First four-legged snake fossil discovery


This video says about itself:

Tetrapodophis amplectus – A four-legged snake from the Early Cretaceous of Gondwana

24 July 2015

Tetrapodophis amplectus appears to be a four-legged snake from the Early Cretaceous of Gondwana. Dr. Dave Martill, from the University of Portsmouth, says that this discovery could help scientists to understand how snakes lost their legs.

From the BBC:

Four-legged snake ancestor ‘dug burrows’

By Jonathan Webb Science reporter, BBC News

24 July 2015

A 113-million-year-old fossil from Brazil is the first four-legged snake that scientists have ever seen.

Several other fossil snakes have been found with hind limbs, but the new find is estimated to be a direct ancestor of modern snakes.

Its delicate arms and legs were not used for walking, but probably helped the creature to grab its prey.

The fossil shows adaptations for burrowing, not swimming, strengthening the idea that snakes evolved on land.

That debate is a long-running one among palaeontologists, and researchers say wiggle room is running out for the idea that snakes developed from marine reptiles.

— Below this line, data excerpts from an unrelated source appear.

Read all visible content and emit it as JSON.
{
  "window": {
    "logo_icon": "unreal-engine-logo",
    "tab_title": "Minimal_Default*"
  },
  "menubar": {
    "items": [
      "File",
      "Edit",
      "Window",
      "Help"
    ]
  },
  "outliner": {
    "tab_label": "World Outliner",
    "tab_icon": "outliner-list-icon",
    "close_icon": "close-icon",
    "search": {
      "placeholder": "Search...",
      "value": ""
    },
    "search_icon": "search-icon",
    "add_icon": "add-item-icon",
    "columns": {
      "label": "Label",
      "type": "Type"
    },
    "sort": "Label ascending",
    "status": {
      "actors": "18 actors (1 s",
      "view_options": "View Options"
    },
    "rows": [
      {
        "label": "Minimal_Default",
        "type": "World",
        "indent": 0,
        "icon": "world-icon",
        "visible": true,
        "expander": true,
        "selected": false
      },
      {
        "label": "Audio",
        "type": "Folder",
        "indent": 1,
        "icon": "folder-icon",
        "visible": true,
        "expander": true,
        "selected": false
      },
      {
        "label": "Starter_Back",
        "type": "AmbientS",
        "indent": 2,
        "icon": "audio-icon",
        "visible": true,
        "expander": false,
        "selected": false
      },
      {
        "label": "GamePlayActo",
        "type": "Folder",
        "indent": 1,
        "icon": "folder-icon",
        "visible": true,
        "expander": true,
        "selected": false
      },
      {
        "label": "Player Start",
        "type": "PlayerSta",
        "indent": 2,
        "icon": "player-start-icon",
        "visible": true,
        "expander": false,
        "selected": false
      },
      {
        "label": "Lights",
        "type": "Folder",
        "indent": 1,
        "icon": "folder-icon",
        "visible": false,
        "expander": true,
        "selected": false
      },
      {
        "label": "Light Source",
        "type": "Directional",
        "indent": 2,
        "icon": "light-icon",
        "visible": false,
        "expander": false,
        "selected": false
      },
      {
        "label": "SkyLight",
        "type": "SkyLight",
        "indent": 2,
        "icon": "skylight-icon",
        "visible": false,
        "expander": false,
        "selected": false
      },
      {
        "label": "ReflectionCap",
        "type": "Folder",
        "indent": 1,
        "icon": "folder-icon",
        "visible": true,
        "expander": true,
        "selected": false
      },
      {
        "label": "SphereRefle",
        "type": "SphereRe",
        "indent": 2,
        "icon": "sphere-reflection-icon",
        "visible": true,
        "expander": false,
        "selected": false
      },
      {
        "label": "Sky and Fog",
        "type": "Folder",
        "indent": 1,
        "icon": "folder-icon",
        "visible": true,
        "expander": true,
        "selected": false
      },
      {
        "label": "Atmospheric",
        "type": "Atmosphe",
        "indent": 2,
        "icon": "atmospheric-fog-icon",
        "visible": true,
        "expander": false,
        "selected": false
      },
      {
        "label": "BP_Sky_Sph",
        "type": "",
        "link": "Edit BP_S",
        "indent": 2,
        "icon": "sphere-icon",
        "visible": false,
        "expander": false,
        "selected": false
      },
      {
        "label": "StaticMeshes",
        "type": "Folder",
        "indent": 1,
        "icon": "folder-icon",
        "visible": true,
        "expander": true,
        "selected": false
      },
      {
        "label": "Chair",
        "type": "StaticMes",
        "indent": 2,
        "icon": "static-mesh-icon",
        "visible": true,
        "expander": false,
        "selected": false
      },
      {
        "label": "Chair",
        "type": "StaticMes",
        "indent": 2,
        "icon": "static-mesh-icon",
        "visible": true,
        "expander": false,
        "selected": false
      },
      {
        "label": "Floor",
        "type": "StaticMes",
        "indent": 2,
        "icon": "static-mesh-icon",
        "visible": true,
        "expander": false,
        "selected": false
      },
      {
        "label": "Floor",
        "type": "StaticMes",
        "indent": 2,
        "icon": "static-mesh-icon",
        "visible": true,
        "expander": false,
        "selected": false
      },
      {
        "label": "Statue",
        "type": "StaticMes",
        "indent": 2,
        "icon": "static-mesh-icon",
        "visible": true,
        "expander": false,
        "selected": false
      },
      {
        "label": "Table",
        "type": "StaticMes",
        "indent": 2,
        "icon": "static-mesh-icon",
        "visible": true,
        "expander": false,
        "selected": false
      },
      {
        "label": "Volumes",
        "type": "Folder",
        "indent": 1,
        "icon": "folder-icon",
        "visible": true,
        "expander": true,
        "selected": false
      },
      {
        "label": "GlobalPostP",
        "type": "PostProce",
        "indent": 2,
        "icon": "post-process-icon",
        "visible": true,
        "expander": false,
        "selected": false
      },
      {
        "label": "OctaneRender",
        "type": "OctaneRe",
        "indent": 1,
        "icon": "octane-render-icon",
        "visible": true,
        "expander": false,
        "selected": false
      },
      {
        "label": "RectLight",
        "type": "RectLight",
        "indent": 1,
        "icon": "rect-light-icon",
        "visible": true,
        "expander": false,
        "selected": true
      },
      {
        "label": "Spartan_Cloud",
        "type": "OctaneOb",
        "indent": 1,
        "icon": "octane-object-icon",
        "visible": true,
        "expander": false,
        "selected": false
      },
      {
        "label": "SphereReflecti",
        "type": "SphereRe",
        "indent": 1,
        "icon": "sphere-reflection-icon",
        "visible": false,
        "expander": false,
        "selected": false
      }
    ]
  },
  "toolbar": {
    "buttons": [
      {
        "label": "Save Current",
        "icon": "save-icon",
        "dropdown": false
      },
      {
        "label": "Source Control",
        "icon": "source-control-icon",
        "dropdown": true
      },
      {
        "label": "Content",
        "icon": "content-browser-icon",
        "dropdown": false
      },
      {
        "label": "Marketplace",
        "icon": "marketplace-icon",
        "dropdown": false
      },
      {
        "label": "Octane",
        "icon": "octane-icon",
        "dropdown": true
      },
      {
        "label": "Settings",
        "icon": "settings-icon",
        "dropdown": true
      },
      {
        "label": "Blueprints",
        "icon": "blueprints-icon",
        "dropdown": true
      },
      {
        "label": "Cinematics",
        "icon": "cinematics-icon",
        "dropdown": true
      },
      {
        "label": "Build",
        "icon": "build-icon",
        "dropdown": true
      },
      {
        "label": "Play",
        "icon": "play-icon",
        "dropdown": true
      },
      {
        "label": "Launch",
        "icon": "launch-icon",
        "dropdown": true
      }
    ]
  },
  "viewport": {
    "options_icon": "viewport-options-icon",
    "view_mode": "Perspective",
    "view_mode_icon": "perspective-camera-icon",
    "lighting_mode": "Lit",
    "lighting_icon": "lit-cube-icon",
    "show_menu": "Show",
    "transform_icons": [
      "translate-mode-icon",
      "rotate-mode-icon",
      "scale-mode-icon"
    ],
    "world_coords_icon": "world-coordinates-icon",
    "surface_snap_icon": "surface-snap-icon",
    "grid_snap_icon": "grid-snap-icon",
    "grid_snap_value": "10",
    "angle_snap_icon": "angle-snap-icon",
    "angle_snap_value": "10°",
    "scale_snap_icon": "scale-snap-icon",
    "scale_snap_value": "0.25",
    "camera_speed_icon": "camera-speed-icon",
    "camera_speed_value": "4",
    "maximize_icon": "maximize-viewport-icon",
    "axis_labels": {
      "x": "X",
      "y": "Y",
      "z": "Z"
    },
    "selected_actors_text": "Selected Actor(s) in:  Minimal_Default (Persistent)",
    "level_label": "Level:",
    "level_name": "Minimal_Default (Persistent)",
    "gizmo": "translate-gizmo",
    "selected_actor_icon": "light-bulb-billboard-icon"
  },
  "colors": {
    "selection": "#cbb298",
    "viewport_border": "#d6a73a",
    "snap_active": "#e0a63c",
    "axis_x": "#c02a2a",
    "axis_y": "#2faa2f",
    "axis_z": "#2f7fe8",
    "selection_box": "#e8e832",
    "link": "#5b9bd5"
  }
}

“This is the most primitive fossil snake known, and it’s pretty clearly not aquatic,” said Dr Nick Longrich from the University of Bath, one of the authors of the new study published in Science magazine.

Speaking to Science in Action on the BBC World Service, Dr Longrich explained that the creature’s tail wasn’t paddle-shaped for swimming and it had no sign of fins; meanwhile its long trunk and short snout were typical of a burrower.

“It’s pretty straight-up adapted for burrowing,” he said.

When Dr Longrich first saw photos of the 19.5cm fossil, now christened Tetrapodophis amplectus, he was “really blown away” because he was expecting an ambiguous, in-between species.

Instead, he saw “a lot of very advanced snake features” including its hooked teeth, flexible jaw and spine – and even snake-like scales.

“And there’s the gut contents – it’s swallowed another vertebrate. It was preying on other animals, which is a snake feature.

“It was pretty unambiguously a snake. It’s just got little arms and little legs.”

Deadly embrace?

At 4mm and 7mm long respectively, those arms and legs are little indeed. But Dr Longrich was surprised to discover that they were far from being “vestigial” evolutionary leftovers, dangling uselessly.

“They’re actually very highly specialised – they have very long, skinny fingers and toes, with little claws on the end. What we think [these animals] are doing is they’ve stopped using them for walking and they’re using them for grasping their prey.”

That comparatively feeble grasp, which may have also been applied during mating, is where the species gets its name. Tetrapodophis, the fossil’s new genus, means four-footed snake, but amplectus is Latin for “embrace”.

“It would sort of embrace or hug its prey with its forelimbs and hindlimbs. So it’s the huggy snake,” Dr Longrich said.

In order to try to pinpoint the huggy snake’s place in history, the team constructed a family tree using known information about the physical and genetic make-up of living and ancient snakes, plus some related reptiles.

That analysis positioned T. amplectus as a branch – the earliest branch – on the the very same tree that gave rise to modern snakes.

Neglected no more

Remarkably, this significant specimen languished in a private collection for decades, before a museum in Solnhofen, Germany, acquired and exhibited it under the label “unknown fossil”.

It was there that Dr Dave Martill, another of the paper’s authors, stumbled upon it while leading a student field trip. He told the Today programme on BBC Radio 4 they were principally visiting to see the museum’s famous Archaeopteryx fossil.

“All of a sudden my jaw absolutely dropped, when I saw this little fossil like a piece of string,” said Dr Martill, from the University of Portsmouth.

As he peered closer, he managed to spot the four tiny legs – and immediately asked the museum for permission to study the creature.

Dr Bruno Simoes, who studies the evolution of snake vision at the Natural History Museum in London, told the BBC he was impressed by the new find because the snake’s limbs are so well preserved, and appear so well developed.

“It’s quite a surprise, especially because it’s so close to the crown group – basically, the current snakes,” he said.

“It gives us a good idea of what the ancestral snake was like.”

Dr Simoes suggested that alongside several other recent findings, this new fossil evidence had clinched the argument for snakes evolving on land.

“All [the latest findings] suggest that the ancestor of all snakes was a terrestrial animal… which lived partially underground.”